As one would expect, Holy Week is an especially busy time, when music at the church will range “from meditative and introspective to celebratory and full of trumpet fanfare,” Loud said. The Good Friday service at 7 p.m. will be predominantly music and poetry; the choir will sing Puccini’s Requiem, and soprano Ann Moss — another Lincoln native from a musical family — will sing several pieces.
Loud became the church’s music director in December 2022 after serving as acting director for almost a year. She’s been working to develop a sense of camaraderie as well as strong performances from the choir, which has quadrupled in size from seven to 28 members during her tenure.
“The most fun part of the job is working with the choir and feeling part of a community again. As a freelance organist for about seven years and doing visual art and photography, I’ve missed a sense of community and seeing the same people and building relationships with them,” she said.
Loud has filled in as a sub occasionally at First Parish over the years but has also held worked as a music director and organist for over 30 years in various churches, including two in New York City — St. James’ Episcopal Church Madison Avenue and the Church of St. Ignatius Loyola Park Avenue — and then in the Boston area at St. Peter’s Episcopal Church in Weston, where she founded and developed a large and diverse concert series.

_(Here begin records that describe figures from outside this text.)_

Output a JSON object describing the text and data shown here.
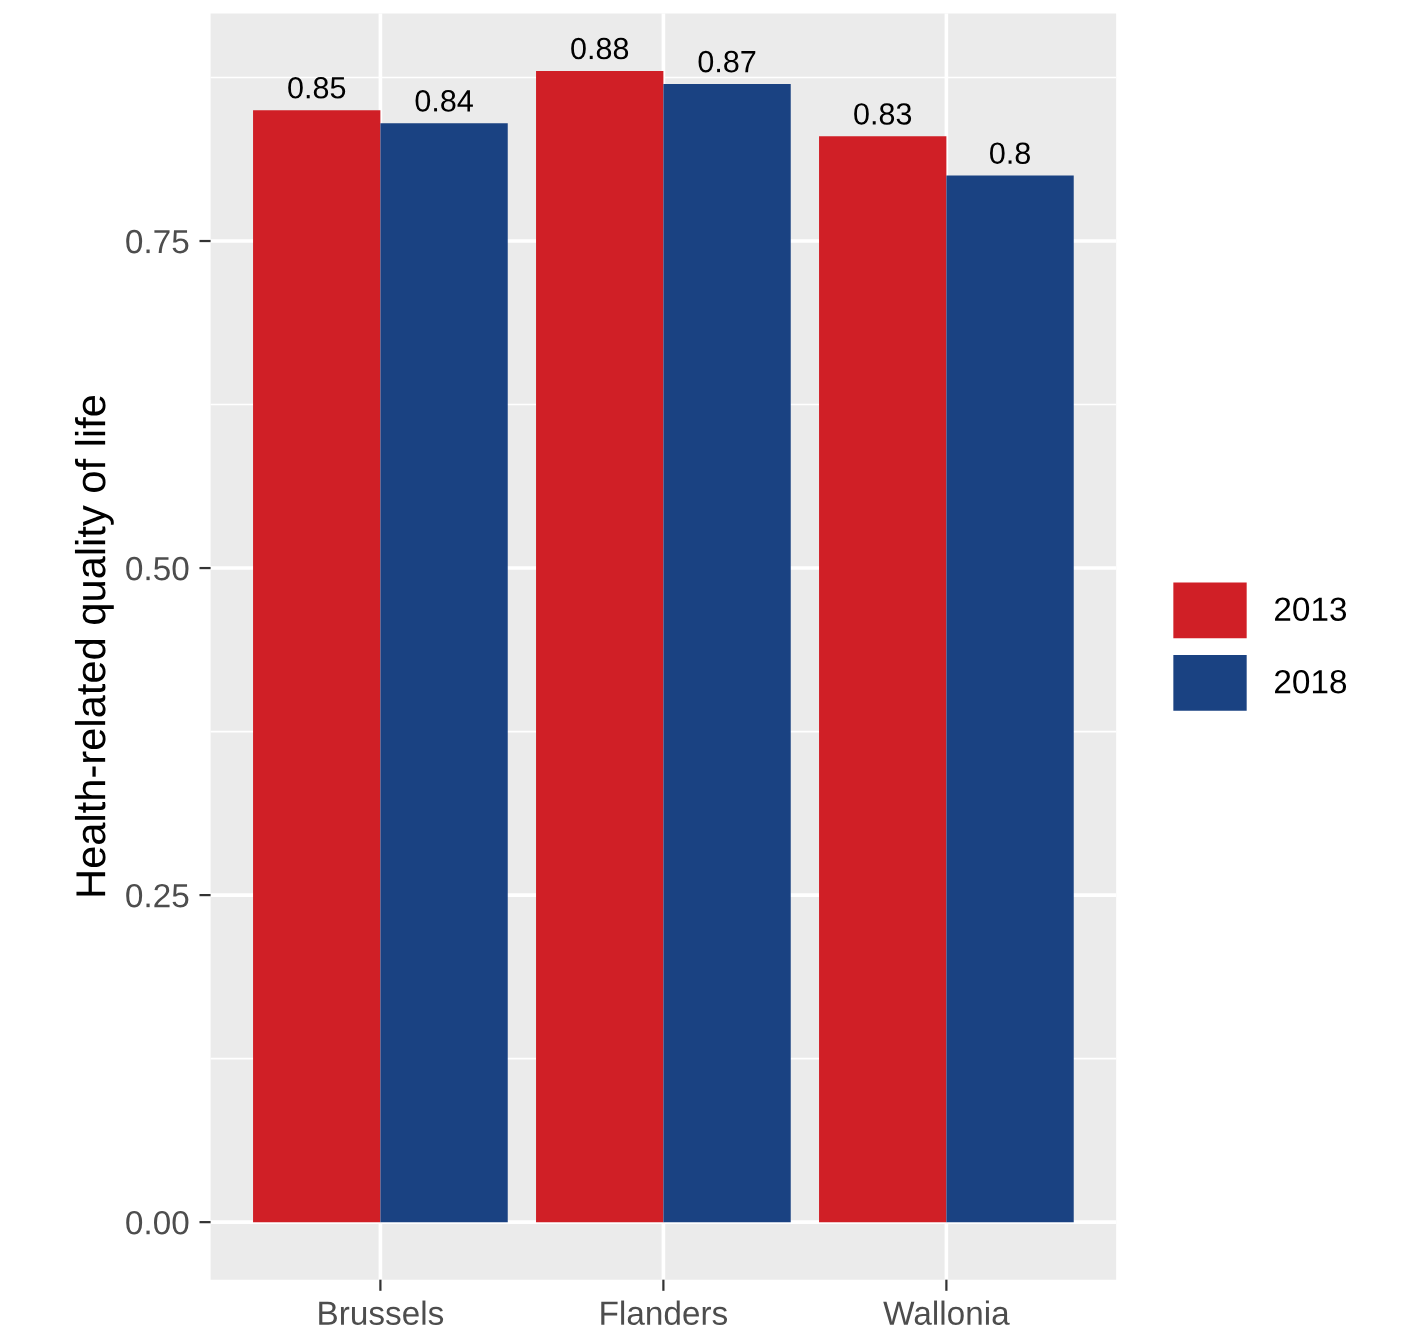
{
  "chart_data": {
    "type": "bar",
    "ylabel": "Health-related quality of life",
    "categories": [
      "Brussels",
      "Flanders",
      "Wallonia"
    ],
    "series": [
      {
        "name": "2013",
        "color": "#d01f26",
        "values": [
          0.85,
          0.88,
          0.83
        ]
      },
      {
        "name": "2018",
        "color": "#1a4282",
        "values": [
          0.84,
          0.87,
          0.8
        ]
      }
    ],
    "ylim": [
      -0.044,
      0.924
    ],
    "yticks": [
      {
        "value": 0,
        "label": "0.00"
      },
      {
        "value": 0.25,
        "label": "0.25"
      },
      {
        "value": 0.5,
        "label": "0.50"
      },
      {
        "value": 0.75,
        "label": "0.75"
      }
    ],
    "grid": true,
    "legend": "right",
    "data_labels": true
  }
}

Coming back to the First Parish is like coming home for Loud. She grew up in Lincoln, and her father Rob Loud and grandmother Mary Loud both worked in the church’s music program in the 1960s. After earning music degrees from Wellesley College and the University of Rochester’s Eastman School of Music, she focused on becoming a professional singer in her 30s and has been singing alto with the Handel & Haydn Chorus since 2011.

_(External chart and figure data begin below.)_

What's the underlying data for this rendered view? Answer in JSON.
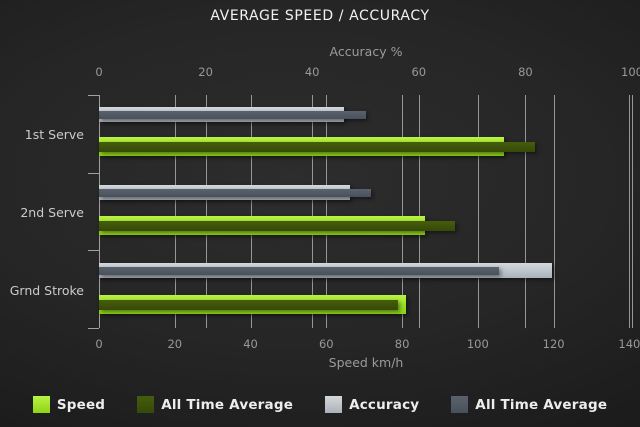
{
  "chart_data": {
    "type": "bar",
    "orientation": "horizontal",
    "title": "AVERAGE SPEED / ACCURACY",
    "categories": [
      "1st Serve",
      "2nd Serve",
      "Grnd Stroke"
    ],
    "top_axis": {
      "label": "Accuracy %",
      "min": 0,
      "max": 100,
      "ticks": [
        0,
        20,
        40,
        60,
        80,
        100
      ]
    },
    "bottom_axis": {
      "label": "Speed km/h",
      "min": 0,
      "max": 140,
      "ticks": [
        0,
        20,
        40,
        60,
        80,
        100,
        120,
        140
      ]
    },
    "grid": true,
    "legend_position": "bottom",
    "series": [
      {
        "name": "Speed",
        "axis": "bottom",
        "role": "main",
        "color": "#9ade22",
        "values": [
          107,
          86,
          81
        ]
      },
      {
        "name": "All Time Average",
        "axis": "bottom",
        "role": "overlay",
        "color": "#3d5306",
        "values": [
          115,
          94,
          79
        ]
      },
      {
        "name": "Accuracy",
        "axis": "top",
        "role": "main",
        "color": "#c3c9cf",
        "values": [
          46,
          47,
          85
        ]
      },
      {
        "name": "All Time Average",
        "axis": "top",
        "role": "overlay",
        "color": "#4d5560",
        "values": [
          50,
          51,
          75
        ]
      }
    ]
  },
  "colors": {
    "background_center": "#2d2d2d",
    "background_edge": "#131313",
    "gridline": "#979797",
    "title_text": "#f2f2f2",
    "axis_text": "#999999",
    "category_text": "#cbcbcb",
    "legend_text": "#ededed"
  }
}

Working at the First Parish in Lincoln “gives me much more leeway in terms of what kind of music I can do,” she said. In recent services, she’s played jazz by John Coltrane and George Shearing and conducted the choir in a Renaissance piece, a Civil Rights Movement marching song, and songs from Cameroon with drums. The wide range of music reflects the religious and social diversity of the congregation, which includes Jews, evangelicals, Quakers, agnostics, and everything in between.

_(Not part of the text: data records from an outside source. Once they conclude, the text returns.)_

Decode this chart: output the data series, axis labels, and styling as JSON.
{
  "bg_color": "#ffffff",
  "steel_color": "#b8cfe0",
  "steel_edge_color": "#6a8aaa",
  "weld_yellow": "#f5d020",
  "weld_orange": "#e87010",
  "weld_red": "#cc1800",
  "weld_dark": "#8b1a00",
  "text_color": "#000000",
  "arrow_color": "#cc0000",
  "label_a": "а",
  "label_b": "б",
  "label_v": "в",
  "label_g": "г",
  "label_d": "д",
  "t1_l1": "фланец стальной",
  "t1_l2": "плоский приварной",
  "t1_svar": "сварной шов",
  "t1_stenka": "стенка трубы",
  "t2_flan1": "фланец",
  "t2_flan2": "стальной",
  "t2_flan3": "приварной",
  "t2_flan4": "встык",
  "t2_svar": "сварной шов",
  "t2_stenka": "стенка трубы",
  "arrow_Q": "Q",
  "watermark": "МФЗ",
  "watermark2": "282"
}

“I’m excited to be learning new repertoire by living composers, women composers, and composers of color,” she said. “It’s so important to try to bring in excellent music-making from different perspectives.”
Loud’s own artistic perspectives have been just as varied. In the 2000 and 2010s, she created multimedia concerts and films for NatureStage, a group she founded that uses the emotional power of art and film to explore human relationships with other species and inspire action to become global stewards. More recently, she’s immersed herself in the visual arts as a professional photographer and self-taught watercolor painter and designer, learning techniques from YouTube videos and refining them in her home studio. Trying something new is a recurring theme for her.
“We all have hidden talents,” Loud said. “I think a lot of people in midlife have urges to do something different but think they can’t start as a beginner in their 40s or later… I always loved visual art but was a musician and never had time to do that. It didn’t even occur to me that I would have this whole other iteration as a painter — it just kind of snuck up on me.” She’s earned part of her living from selling her photographs, paintings, and gifts with her designs through websites she built (mirandaloudphotography.com and mirandaloudartist.com) as well as teaching sketchbook workshops.
“It’s wonderful to have the [part-time] First Parish job because it takes the pressure off to always wonder ‘Will someone buy this?’ But right now my focus is on the church and getting in a rhythm with the music and the new ministers and not spreading myself too thin,” she said. Nonetheless, despite (or perhaps because of) her varied pursuits, “I feel much more comfortable in my own skin. I’m doing the best I can and constantly trying to learn.”